Given $y''+y'-y=1$, how can I find :
All solutions for which $x \in [0,\infty)$
All periodic solutions
Since the solution is $y=c1*e^{(-\frac{1}{2} - \frac{\sqrt{5}}{2})x}+c2*e^{(-\frac{1}{2} + \frac{\sqrt{5}}{2})x} - 1$ -.Then for the third part $y(x)=y(x+T)$ for some $T>0$ which means that $y=c1*e^{(-\frac{1}{2} - \frac{\sqrt{5}}{2})x}*(1+e^{-T})+c2*e^{(-\frac{1}{2} + \frac{\sqrt{5}}{2})x}*(1+e^{-T}) =0$ ,then $1+e^-T$ = 0 or the period is $T=-\frac{1}{ln(e)}$
Solve a simpler problem first
$$ y''+y'- y=0 $$
instead of $1$.
What if you knew $y=C e^{rx}$ for some constants $C$ and $r$
\begin{eqnarray*} C r^2 e^{rx} + C r e^{rx} - C e^{rx} &=& 0\\ r^2 + r - 1 &=& 0\\ r &=& \frac{-1 \pm \sqrt{1+4}}{2}\\ &=& \frac{1}{2}(-1 \pm \sqrt{5}) \end{eqnarray*}
Call the $+$ solution $r_+$ and the minus solution $r_-$. So we know that the general solution to this simpler problem is a combination of $C_1 e^{r_+ x}$ and $C_2 e^{r_- x}$ where the constants $C_{1,2}$ haven't been solved for yet.

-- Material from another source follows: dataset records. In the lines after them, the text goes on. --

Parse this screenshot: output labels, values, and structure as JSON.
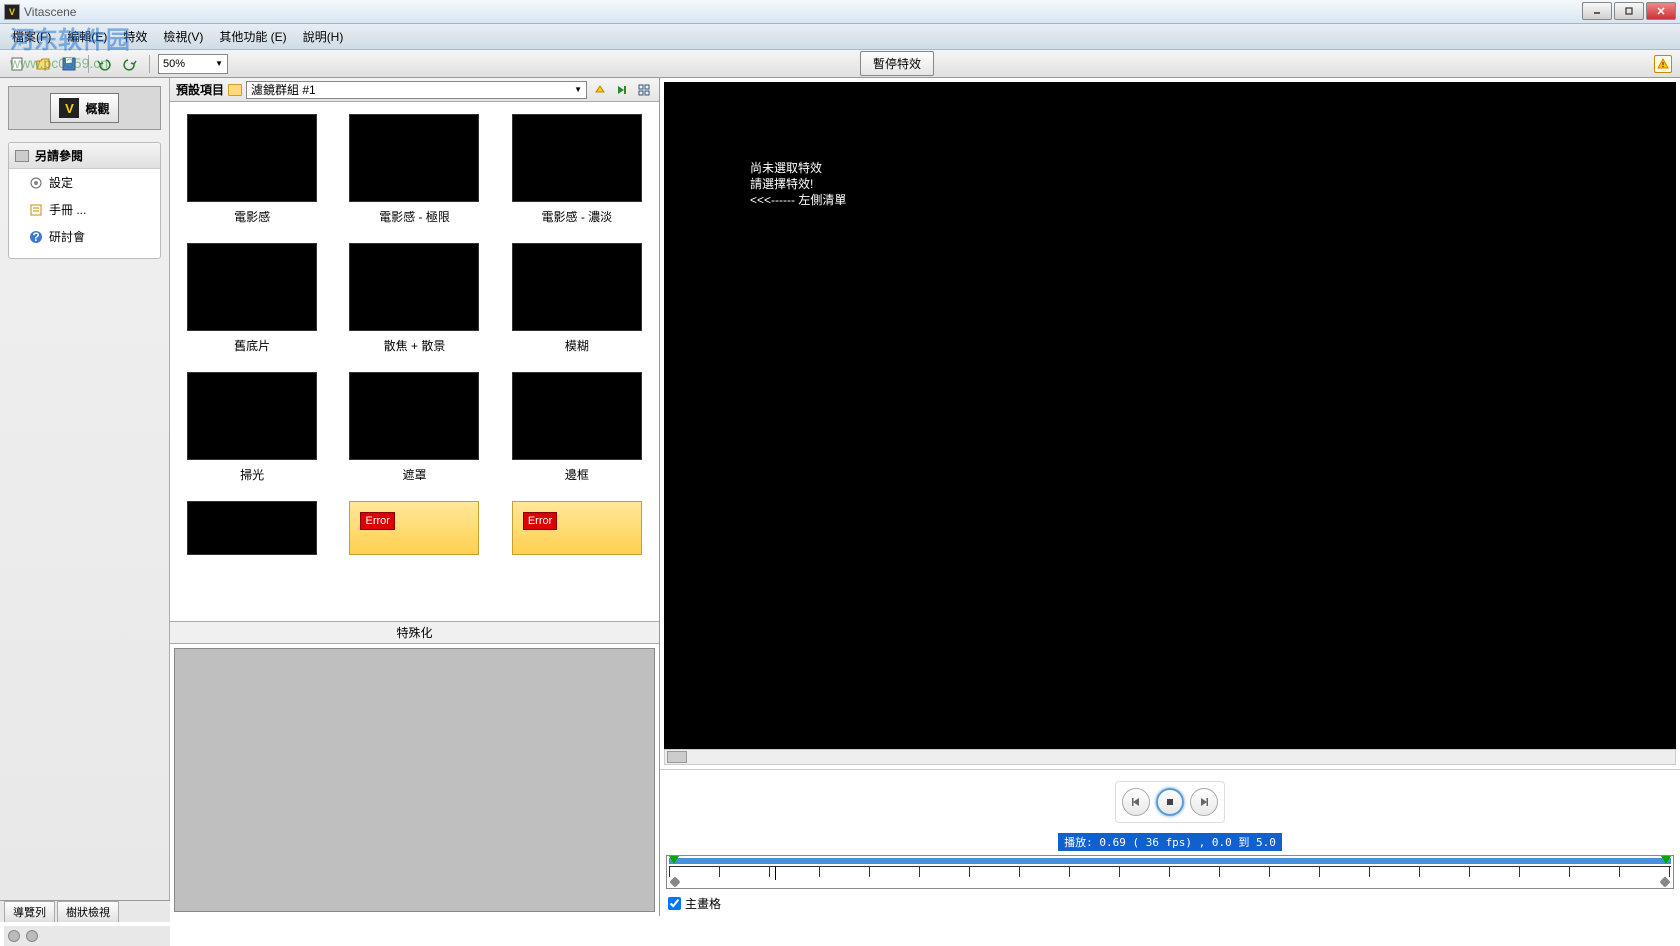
{
  "titlebar": {
    "app_icon_text": "V",
    "title": "Vitascene"
  },
  "window_controls": {
    "min": "_",
    "max": "□",
    "close": "✕"
  },
  "menu": {
    "file": "檔案(F)",
    "edit": "編輯(E)",
    "effect": "特效",
    "view": "檢視(V)",
    "other": "其他功能 (E)",
    "help": "說明(H)"
  },
  "toolbar": {
    "zoom": "50%",
    "pause_effect": "暫停特效"
  },
  "sidebar": {
    "overview_btn": "概觀",
    "see_also_header": "另請參閱",
    "items": [
      {
        "icon": "gear",
        "label": "設定"
      },
      {
        "icon": "book",
        "label": "手冊 ..."
      },
      {
        "icon": "help",
        "label": "研討會"
      }
    ]
  },
  "presets": {
    "label": "預設項目",
    "group_name": "濾鏡群組 #1",
    "items": [
      {
        "name": "電影感",
        "kind": "black"
      },
      {
        "name": "電影感 - 極限",
        "kind": "black"
      },
      {
        "name": "電影感 - 濃淡",
        "kind": "black"
      },
      {
        "name": "舊底片",
        "kind": "black"
      },
      {
        "name": "散焦 + 散景",
        "kind": "black"
      },
      {
        "name": "模糊",
        "kind": "black"
      },
      {
        "name": "掃光",
        "kind": "black"
      },
      {
        "name": "遮罩",
        "kind": "black"
      },
      {
        "name": "邊框",
        "kind": "black"
      },
      {
        "name": "",
        "kind": "black",
        "cut": true
      },
      {
        "name": "",
        "kind": "error",
        "cut": true
      },
      {
        "name": "",
        "kind": "error",
        "cut": true
      }
    ],
    "selection_label": "特殊化",
    "error_text": "Error"
  },
  "preview": {
    "line1": "尚未選取特效",
    "line2": "請選擇特效!",
    "line3": "<<<------  左側清單"
  },
  "playback": {
    "status": "播放: 0.69 ( 36    fps) ,  0.0 到  5.0"
  },
  "keyframe": {
    "checkbox_label": "主畫格"
  },
  "bottom_tabs": {
    "tab1": "導覽列",
    "tab2": "樹狀檢視"
  },
  "watermark": {
    "line1": "河东软件园",
    "line2": "www.pc0359.cn"
  }
}
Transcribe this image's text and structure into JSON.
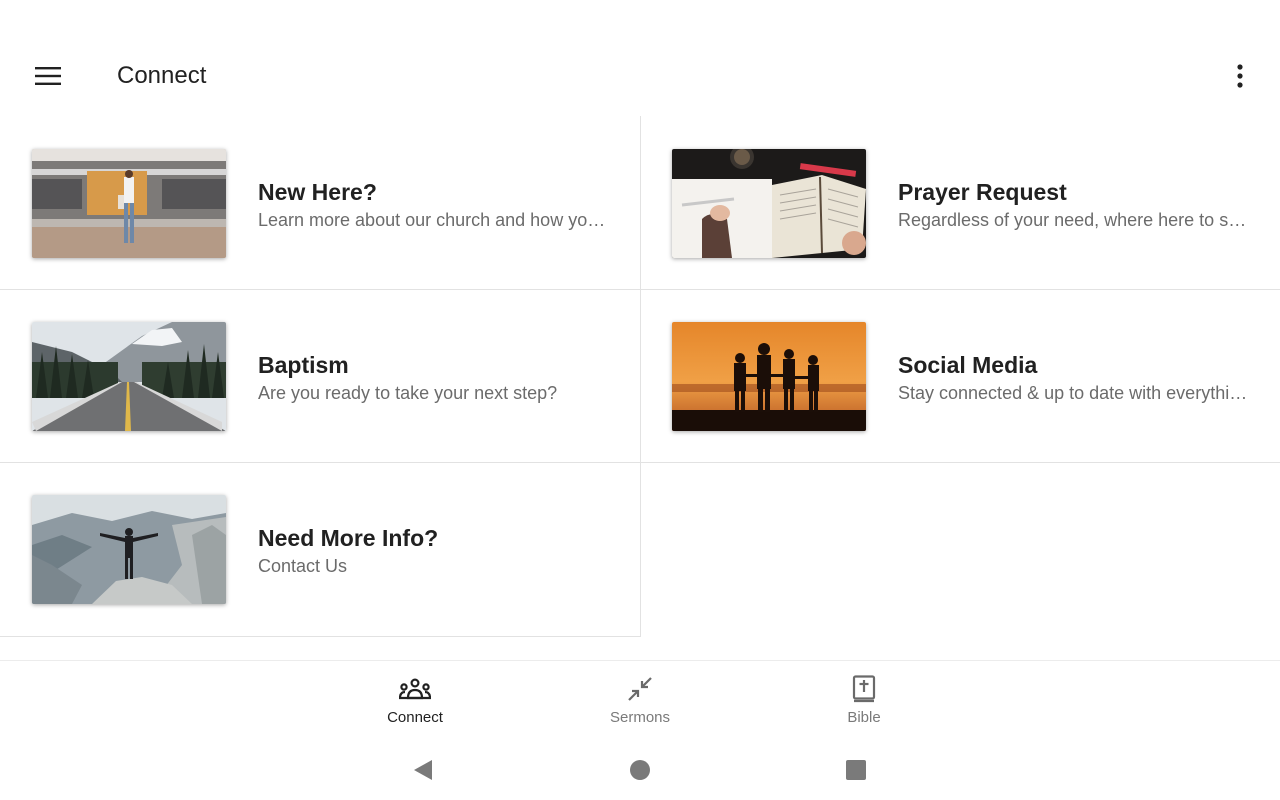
{
  "appbar": {
    "title": "Connect",
    "menu_icon": "hamburger-menu-icon",
    "more_icon": "more-vert-icon"
  },
  "cards": [
    {
      "title": "New Here?",
      "subtitle": "Learn more about our church and how you can get connected",
      "image": "train-station-photo"
    },
    {
      "title": "Prayer Request",
      "subtitle": "Regardless of your need, where here to support and pray with you",
      "image": "bible-journal-photo"
    },
    {
      "title": "Baptism",
      "subtitle": "Are you ready to take your next step?",
      "image": "mountain-road-photo"
    },
    {
      "title": "Social Media",
      "subtitle": "Stay connected & up to date with everything happening",
      "image": "sunset-silhouettes-photo"
    },
    {
      "title": "Need More Info?",
      "subtitle": "Contact Us",
      "image": "cliff-person-photo"
    }
  ],
  "bottom_nav": {
    "items": [
      {
        "label": "Connect",
        "icon": "people-group-icon",
        "active": true
      },
      {
        "label": "Sermons",
        "icon": "collapse-arrows-icon",
        "active": false
      },
      {
        "label": "Bible",
        "icon": "bible-book-icon",
        "active": false
      }
    ]
  },
  "system_nav": {
    "back_icon": "back-triangle-icon",
    "home_icon": "home-circle-icon",
    "recents_icon": "recents-square-icon"
  },
  "colors": {
    "background": "#ffffff",
    "divider": "#e2e2e2",
    "title_text": "#212121",
    "subtitle_text": "#6b6b6b",
    "inactive_nav": "#7a7a7a"
  }
}
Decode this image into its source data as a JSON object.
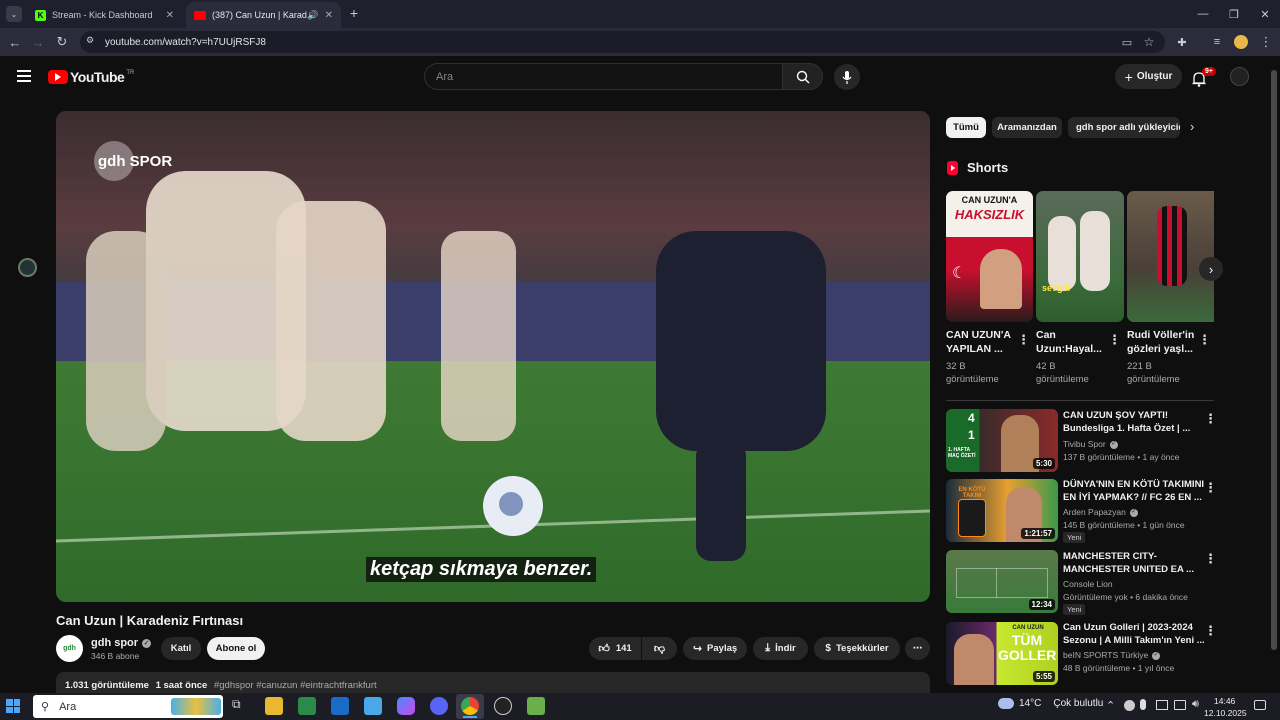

Say you had two solutions $y_p$ and $y_q$ of $y''+y'- y=1$. Then let $y_h=y_p-y_q$. You would see that
\begin{eqnarray*} y_h''+y_h'-y_h &=& (y_p'' + y_p - y_p) - (y_q''+y_q'-y_q)\\ &=& 1 - 1 = 0 \end{eqnarray*}
Because we have already solved $y''+y'-y=0$ we know that $y_h = C_1 e^{r_+ x} + C_2 e^{r_- x}$ for the $r_{\pm}$ we found above and some constants that we don't know $C_{1,2}$.
We only need to find one solution $y_p$ for the problem with $1$ on the RHS. Any other solution $y_q$ will just look like $y_p+y_h$ with appropriately chosen $C_{1,2}$. Much easier.
So we just have to find one solution $y_p$. Go with the simplest possible option. $y_p=-1$. The first two terms become $0$ on the LHS and we are left with $-(-1)=1$.